Marcello José das Neves Alves Caetano (born Aug. 17, 1906, Lisbon, Port.—died Oct. 26, 1980, Rio de Janeiro, Brazil) was the premier of Portugal from September 1968, when he succeeded António de Oliveira Salazar, until the revolution of April 1974.
Trained as a lawyer, Caetano served with Salazar (then the finance minister) in 1929 and helped to draft the Constitution of 1933 and other legal documents of the New State. Caetano’s scholarly writings on civil law and legal and constitutional history, some of them still in print, influenced generations of the educated elite. He was minister of the colonies (1944–47) and deputy prime minister (1955–58), among other posts, before leaving political life to become rector of the University of Lisbon.
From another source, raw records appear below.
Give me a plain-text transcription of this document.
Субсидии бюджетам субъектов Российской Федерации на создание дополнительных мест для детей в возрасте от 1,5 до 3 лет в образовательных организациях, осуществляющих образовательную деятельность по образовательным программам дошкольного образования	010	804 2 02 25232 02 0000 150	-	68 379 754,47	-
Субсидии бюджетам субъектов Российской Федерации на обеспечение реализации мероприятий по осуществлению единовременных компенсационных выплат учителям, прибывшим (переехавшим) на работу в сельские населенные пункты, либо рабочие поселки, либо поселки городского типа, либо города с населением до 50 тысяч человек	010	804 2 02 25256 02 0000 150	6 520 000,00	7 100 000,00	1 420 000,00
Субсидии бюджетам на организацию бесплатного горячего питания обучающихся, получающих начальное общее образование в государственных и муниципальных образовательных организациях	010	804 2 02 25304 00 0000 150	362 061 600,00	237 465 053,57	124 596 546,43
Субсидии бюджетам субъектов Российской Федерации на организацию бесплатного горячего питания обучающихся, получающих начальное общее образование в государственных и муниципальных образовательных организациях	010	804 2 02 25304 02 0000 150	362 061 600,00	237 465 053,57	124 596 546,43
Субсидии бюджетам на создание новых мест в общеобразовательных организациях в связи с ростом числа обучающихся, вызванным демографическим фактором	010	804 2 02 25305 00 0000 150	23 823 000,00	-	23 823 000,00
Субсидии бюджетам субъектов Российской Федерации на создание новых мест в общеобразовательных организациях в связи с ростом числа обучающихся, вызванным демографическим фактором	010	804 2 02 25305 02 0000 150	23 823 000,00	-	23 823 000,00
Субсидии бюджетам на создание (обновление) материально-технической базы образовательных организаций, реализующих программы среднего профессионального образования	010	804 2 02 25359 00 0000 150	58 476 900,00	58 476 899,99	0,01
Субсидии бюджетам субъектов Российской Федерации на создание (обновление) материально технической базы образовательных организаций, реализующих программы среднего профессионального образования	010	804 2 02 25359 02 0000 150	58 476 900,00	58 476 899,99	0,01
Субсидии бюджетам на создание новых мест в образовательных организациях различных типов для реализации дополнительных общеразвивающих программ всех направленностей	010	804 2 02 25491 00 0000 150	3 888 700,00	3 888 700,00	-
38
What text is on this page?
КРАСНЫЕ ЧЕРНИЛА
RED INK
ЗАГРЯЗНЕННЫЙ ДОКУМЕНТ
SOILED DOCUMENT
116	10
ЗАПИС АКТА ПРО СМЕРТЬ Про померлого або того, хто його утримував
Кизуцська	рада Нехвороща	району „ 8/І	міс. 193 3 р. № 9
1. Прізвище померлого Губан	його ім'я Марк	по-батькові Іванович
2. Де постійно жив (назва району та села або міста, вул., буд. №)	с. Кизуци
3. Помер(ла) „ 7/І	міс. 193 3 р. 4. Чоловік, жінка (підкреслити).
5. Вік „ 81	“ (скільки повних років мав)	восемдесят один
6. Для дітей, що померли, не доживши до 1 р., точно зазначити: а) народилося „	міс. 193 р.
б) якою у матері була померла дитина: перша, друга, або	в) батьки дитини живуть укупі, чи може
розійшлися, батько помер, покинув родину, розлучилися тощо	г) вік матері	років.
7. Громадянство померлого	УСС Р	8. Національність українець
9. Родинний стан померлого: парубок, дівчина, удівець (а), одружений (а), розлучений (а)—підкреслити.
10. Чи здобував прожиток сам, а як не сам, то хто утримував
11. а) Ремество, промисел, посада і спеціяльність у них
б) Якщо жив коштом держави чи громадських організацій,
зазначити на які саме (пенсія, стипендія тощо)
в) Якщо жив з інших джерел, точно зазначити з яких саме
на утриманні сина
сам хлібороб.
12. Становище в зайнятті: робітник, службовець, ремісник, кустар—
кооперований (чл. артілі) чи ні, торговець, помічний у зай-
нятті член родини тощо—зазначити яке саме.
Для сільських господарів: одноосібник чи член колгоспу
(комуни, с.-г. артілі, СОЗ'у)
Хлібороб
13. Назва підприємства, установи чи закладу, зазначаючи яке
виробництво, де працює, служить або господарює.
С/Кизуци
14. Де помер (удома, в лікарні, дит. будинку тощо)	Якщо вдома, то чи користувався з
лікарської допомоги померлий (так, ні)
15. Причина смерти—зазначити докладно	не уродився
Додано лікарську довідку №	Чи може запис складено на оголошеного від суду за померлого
When Salazar suffered a stroke in 1968, Caetano was appointed prime minister. He permitted an opposition and rectified the constitution but was unable to curb inflation or appease his critics. Foreign criticism of his economic and energy policies in Portuguese Africa, along with dissatisfaction in the army over the colonial wars in Africa, led to the “Revolution of the Carnations,” which in 1974 overthrew the New State and drove Caetano into exile. He settled in Brazil and served as head of the Institute of Comparative Law, Gama Filho University, Rio de Janeiro, until his death.